3. Resposta do Capuchinho

Durante o Concílio do Vaticano, conta Monsenhor de Segur, estava na moda o criticar a infalibilidade do Papa, cujo dogma os Prelados estavam estudando.

Depois da definição, uma rica dama apresentou-se um dia no Convento dos Capuchinhos, pedindo um padre para confessar-se.

- Meu pai, começou a Dama, aconteceu-me uma coisa singular: o meu confessor recusa-se dar-me a absolvição porque não creio na infalibilidade do Papa. Não posso crer nisto, é mais forte do que eu.

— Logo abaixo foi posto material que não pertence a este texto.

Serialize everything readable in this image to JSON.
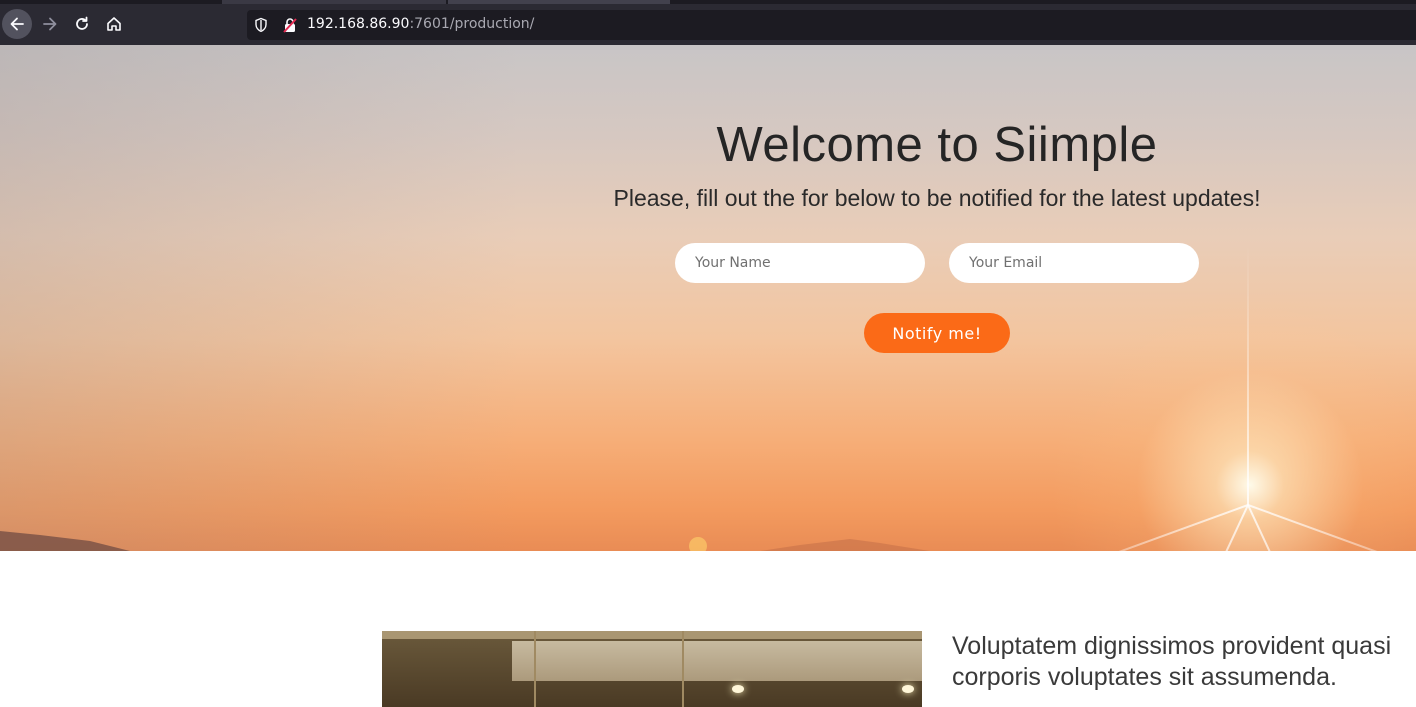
{
  "browser": {
    "url_host": "192.168.86.90",
    "url_rest": ":7601/production/",
    "icons": [
      "back-arrow-icon",
      "forward-arrow-icon",
      "reload-icon",
      "home-icon",
      "shield-icon",
      "insecure-lock-icon"
    ]
  },
  "hero": {
    "title": "Welcome to Siimple",
    "subtitle": "Please, fill out the for below to be notified for the latest updates!",
    "name_placeholder": "Your Name",
    "email_placeholder": "Your Email",
    "button_label": "Notify me!"
  },
  "section": {
    "text": "Voluptatem dignissimos provident quasi corporis voluptates sit assumenda."
  },
  "colors": {
    "accent": "#fb6a17",
    "chrome_toolbar": "#2b2a33",
    "chrome_urlbar": "#1c1b22"
  }
}
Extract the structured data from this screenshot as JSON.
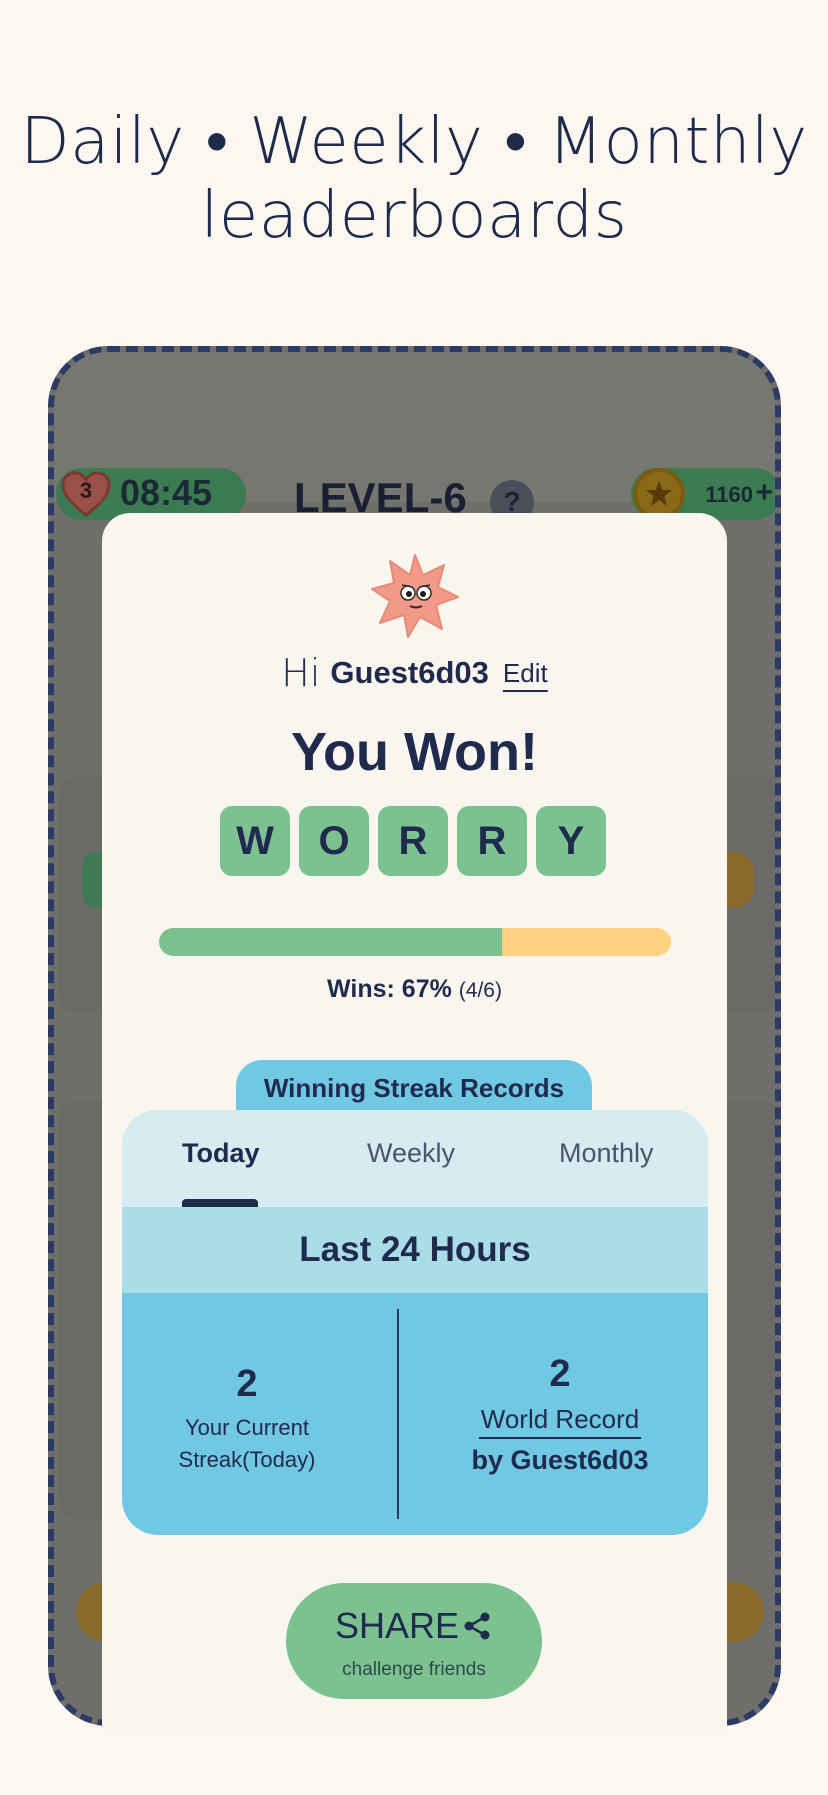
{
  "headline": {
    "line1": "Daily • Weekly • Monthly",
    "line2": "leaderboards"
  },
  "game_header": {
    "lives": "3",
    "timer": "08:45",
    "level": "LEVEL-6",
    "help": "?",
    "coins": "1160",
    "coins_add": "+"
  },
  "modal": {
    "greeting": "Hi",
    "username": "Guest6d03",
    "edit_label": "Edit",
    "result_title": "You Won!",
    "word_tiles": [
      "W",
      "O",
      "R",
      "R",
      "Y"
    ],
    "win_progress": 0.67,
    "wins_label": "Wins:",
    "wins_percent": "67%",
    "wins_ratio": "(4/6)",
    "streak_title": "Winning Streak Records",
    "tabs": [
      "Today",
      "Weekly",
      "Monthly"
    ],
    "active_tab": "Today",
    "period_label": "Last 24 Hours",
    "current_streak": {
      "value": "2",
      "caption_line1": "Your Current",
      "caption_line2": "Streak(Today)"
    },
    "world_record": {
      "value": "2",
      "label": "World Record",
      "by": "by Guest6d03"
    },
    "share": {
      "label": "SHARE",
      "sub": "challenge friends"
    }
  },
  "colors": {
    "navy": "#1f2a4d",
    "green": "#7cc290",
    "yellow": "#fdd282",
    "blue": "#71c8e2",
    "cream": "#fcf7f1"
  }
}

O Capuchinho, com uma expressão de bonomia, responde, sorrindo:

- Como? O seu confessor recusa-lhe a absolvição por causa disso? Pois bem, eu vou dá-la.
- V. Rvma. me absolve! Ó, meu pai, como o senhor é bom!
- Sim, absolvo a senhora, sem dificuldade.
- Mas então, como é que o meu confessor não quer absolver-me?
- Ó! É porque ele tomou a senhora por uma outra pessoa.
- Como me tomou por outra pessoa? Ele me conhece há muito tempo.
- Pode ser, porém ele julgou que a senhora era instruída.
- Instruída... mas meu pai, eu não sou uma ignorante!
- Não digo isso... porém a senhora não sabe o que é a infalibilidade do Papa. Tais questões não são do domínio de todos.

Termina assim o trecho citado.